Igor Nikolaev, Director of FBK Strategic Analysis Institute, compared development of Moscow and other Russian regions in 2011-2017. According to statistics, macroeconomic growth was lower in the capital than in other regions. For example, industrial production dropped by about 2% in Moscow during these years and only by up to 1.2% on average in Russia. Retail trade in the capital decreased by 1% and increased by the same 1% in Russia. Even dynamics of paid services is lower in Moscow than in other regions. But according to Igor Nikolaev, in construction and cargo turnover Moscow is “ahead of the curve” and experienced a growth by 3.6% and 14%, respectively. On the whole, cargo turnover in Russia increased by only 2% and construction index decreased by 1%.
Natalia Zubarevich, Professor of the Economic and Social Geography Department of the Geography Faculty of the Moscow State University, does not agree with him. In her opinion, the decrease in industrial production in Moscow is rather natural as it is being transferred to other regions and the capital will never be an industrial city again. However, Moscow received a lot of investments during all these years. “In 2017 30% of all investments in the Russian economy were made in the capital. So Moscow is doing rather well. It is getting richer and further away from the rest of the country both in terms of the budget and the size of the economy,” Natalia Zubarevich said.
According to Mikhail Blinkin, Director of the Institute for Transport Economics and Transport Policy Studies of the Higher School of Economics and a member of the Skolkovo Foundation Urban Council, Moscow has the lowest user payment to road cost ratio in the world. Moscow car users are liable for only 18% of the cost. In Germany this figure exceeds 100% and in the USA – at least 80%. At the same time the road cost in Moscow is 40 times higher than overall in Russia. And it is still not sufficient, the city suffocates because of cars, there is no space for them to drive or park. “We have 25 square meters of asphalt per one car, and in Moscow there are 4 million cars, while in the USA there are 250 square meters per one car, in Europe there are 80-150 square meters per one car.
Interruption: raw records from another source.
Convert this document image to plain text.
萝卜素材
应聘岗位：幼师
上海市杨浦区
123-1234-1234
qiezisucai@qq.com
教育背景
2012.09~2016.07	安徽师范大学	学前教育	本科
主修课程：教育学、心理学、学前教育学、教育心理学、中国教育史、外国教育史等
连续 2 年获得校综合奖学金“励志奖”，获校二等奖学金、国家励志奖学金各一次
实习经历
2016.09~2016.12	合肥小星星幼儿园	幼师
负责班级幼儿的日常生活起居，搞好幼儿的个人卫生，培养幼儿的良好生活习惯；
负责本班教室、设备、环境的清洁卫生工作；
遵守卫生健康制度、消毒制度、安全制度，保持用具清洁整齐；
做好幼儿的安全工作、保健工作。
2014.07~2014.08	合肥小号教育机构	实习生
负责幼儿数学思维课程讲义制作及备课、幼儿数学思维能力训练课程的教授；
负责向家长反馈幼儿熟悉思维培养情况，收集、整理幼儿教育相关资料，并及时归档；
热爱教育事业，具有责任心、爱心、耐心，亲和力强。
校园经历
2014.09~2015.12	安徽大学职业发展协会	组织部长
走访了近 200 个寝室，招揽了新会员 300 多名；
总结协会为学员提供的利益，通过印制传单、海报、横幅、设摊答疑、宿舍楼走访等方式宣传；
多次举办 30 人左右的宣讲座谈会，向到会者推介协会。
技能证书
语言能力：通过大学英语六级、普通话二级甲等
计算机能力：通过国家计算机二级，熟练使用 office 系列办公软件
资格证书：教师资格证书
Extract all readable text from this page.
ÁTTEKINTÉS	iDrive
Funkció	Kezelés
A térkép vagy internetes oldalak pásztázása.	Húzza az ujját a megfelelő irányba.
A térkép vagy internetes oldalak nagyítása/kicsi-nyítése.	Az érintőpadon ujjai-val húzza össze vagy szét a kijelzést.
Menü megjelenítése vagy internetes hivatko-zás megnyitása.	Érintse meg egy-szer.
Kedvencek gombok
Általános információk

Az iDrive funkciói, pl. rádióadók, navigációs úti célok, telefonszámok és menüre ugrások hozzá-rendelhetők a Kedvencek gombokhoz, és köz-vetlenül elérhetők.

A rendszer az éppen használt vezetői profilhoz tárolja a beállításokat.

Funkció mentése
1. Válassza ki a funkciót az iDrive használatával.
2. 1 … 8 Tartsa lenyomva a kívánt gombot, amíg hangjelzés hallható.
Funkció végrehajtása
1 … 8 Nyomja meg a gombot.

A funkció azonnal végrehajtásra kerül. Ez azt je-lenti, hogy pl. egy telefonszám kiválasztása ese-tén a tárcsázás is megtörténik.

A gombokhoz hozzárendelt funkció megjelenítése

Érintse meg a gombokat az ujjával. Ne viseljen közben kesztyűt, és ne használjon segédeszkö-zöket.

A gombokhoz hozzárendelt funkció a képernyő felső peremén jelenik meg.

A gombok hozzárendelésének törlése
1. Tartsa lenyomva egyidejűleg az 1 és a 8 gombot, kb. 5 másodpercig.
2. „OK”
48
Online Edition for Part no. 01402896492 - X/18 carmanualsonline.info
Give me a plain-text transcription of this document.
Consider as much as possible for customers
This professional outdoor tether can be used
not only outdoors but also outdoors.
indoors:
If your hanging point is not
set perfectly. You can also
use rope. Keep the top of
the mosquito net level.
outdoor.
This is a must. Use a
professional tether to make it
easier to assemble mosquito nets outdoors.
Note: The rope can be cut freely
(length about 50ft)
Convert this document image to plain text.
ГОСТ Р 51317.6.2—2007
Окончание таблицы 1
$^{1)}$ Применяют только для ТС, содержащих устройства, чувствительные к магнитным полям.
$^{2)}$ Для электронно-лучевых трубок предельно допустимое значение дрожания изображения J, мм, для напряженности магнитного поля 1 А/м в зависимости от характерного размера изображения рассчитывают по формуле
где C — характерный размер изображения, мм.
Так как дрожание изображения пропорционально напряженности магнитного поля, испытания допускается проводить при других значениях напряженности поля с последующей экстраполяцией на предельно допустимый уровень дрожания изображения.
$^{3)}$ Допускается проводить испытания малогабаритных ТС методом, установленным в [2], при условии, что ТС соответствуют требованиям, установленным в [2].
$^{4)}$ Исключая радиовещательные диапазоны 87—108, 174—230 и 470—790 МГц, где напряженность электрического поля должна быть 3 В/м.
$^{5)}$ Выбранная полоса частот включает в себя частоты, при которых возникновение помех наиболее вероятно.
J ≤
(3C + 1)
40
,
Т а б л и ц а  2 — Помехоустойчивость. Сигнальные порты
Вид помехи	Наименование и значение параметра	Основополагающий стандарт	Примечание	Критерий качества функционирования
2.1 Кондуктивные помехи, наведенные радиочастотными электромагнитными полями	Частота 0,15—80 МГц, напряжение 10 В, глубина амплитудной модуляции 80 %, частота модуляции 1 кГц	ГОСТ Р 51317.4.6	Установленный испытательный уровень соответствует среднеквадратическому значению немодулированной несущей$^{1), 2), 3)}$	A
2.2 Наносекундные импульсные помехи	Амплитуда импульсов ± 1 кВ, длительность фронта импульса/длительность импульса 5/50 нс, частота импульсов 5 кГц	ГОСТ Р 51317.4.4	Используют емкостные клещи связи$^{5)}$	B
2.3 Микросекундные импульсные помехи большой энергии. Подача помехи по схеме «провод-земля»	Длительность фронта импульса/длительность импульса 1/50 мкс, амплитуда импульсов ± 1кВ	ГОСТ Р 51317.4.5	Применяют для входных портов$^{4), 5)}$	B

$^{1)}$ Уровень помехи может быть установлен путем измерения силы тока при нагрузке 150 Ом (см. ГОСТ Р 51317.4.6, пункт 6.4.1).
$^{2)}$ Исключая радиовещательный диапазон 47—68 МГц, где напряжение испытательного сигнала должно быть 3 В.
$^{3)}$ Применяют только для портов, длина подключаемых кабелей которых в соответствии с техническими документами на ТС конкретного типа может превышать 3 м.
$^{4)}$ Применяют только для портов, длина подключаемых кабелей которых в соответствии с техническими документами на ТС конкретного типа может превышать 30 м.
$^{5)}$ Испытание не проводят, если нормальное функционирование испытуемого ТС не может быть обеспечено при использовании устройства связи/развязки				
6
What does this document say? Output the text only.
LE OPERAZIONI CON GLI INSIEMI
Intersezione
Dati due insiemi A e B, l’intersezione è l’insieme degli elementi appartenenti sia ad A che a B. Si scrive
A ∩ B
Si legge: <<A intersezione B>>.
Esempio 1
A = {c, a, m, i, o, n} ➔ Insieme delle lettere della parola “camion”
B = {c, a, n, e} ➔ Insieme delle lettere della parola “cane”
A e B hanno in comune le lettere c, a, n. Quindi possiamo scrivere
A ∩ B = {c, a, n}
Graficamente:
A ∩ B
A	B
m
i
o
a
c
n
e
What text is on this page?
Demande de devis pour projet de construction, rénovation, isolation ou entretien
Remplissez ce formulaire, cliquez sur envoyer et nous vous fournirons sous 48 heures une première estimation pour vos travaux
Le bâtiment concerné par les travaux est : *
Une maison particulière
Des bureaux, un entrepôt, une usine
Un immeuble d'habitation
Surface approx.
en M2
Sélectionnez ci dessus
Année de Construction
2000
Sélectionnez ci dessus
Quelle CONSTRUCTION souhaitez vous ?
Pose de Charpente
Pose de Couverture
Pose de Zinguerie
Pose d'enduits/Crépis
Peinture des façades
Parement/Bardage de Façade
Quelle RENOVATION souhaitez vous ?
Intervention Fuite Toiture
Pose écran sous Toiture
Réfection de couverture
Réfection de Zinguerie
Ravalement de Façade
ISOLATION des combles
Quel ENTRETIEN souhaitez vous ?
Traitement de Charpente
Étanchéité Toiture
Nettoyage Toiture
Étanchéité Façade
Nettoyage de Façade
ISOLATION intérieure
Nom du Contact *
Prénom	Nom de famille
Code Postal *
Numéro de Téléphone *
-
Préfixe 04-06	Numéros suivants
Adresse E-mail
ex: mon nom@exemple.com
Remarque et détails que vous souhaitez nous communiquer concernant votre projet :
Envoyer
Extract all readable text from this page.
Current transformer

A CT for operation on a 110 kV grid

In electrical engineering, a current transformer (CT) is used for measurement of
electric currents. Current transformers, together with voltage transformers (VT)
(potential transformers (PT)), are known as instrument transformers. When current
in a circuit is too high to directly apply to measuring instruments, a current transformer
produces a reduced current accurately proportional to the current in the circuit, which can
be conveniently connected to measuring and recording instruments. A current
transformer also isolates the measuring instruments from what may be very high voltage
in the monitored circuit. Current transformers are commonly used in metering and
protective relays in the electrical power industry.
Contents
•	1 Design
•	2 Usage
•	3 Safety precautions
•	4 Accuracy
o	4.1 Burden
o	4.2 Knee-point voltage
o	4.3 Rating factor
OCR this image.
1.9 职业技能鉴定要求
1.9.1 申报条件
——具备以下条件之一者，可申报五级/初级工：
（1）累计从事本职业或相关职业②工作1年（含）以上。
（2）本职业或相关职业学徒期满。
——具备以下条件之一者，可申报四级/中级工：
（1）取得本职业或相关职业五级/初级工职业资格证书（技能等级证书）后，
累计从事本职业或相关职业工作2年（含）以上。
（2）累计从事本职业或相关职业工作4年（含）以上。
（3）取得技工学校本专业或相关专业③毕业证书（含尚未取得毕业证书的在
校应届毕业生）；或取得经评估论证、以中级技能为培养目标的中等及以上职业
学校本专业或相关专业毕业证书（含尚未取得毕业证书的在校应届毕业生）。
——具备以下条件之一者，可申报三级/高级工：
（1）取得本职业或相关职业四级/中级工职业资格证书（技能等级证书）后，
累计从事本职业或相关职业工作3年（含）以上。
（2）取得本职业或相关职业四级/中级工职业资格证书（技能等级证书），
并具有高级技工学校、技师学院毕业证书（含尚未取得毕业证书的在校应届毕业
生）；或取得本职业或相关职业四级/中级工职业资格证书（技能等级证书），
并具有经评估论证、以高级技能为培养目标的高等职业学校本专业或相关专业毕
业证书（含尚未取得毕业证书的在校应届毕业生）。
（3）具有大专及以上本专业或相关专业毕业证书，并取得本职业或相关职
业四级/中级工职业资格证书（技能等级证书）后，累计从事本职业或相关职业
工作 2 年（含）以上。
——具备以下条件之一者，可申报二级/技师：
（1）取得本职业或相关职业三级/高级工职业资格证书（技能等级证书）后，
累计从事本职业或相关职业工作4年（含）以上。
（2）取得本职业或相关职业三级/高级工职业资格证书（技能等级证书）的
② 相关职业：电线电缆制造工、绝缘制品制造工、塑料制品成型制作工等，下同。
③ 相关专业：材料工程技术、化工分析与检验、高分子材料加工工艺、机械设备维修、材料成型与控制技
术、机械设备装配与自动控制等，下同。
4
The city is poorly adapted for so many cars, which we can observe every day while standing in traffic jams. It is physically impossible to change the situation only by road building, that is why in the end it will be necessary to solve the problem by unpopular decisions, and there are ready-made solutions already,” Mikhail Blinkin said. He cited Singapore as an example where the number of cars in the city is strictly limited. In order to become a car owner it is necessary to buy a special voucher at the auction. Their number is limited and the price may be several times higher than the price of a car. And those who manage to buy a car in Singapore face toll roads.
In his assessment of the Muscovites’ perceptions and attitudes towards current problems Levada Center Expert Denis Volkov pointed out several groups of issues affecting public opinion on the city authorities. Such groups include public transport, traffic jams, parking, prices, pensions and benefits. Each issue has different dynamics, for example, people are satisfied with public transport but not satisfied with traffic jams and parking. However, on the whole Sergey Sobyanin has become significantly more popular during his years in the office. “At the beginning of the mayor’s work only 29% of the Muscovites were satisfied with the mayor, now this figure has increased to 50%, while the number of unsatisfied residents has not changed and remained at about 10%. At the same time 35% of the capital residents see Sergey Sobyanin as the next head of the city administration,” Denis Volkov said.
FBK Economic Club is unique discussion platform where journalists can meet well-known economists, politicians and public officials in order to discuss a wide variety of economic issues.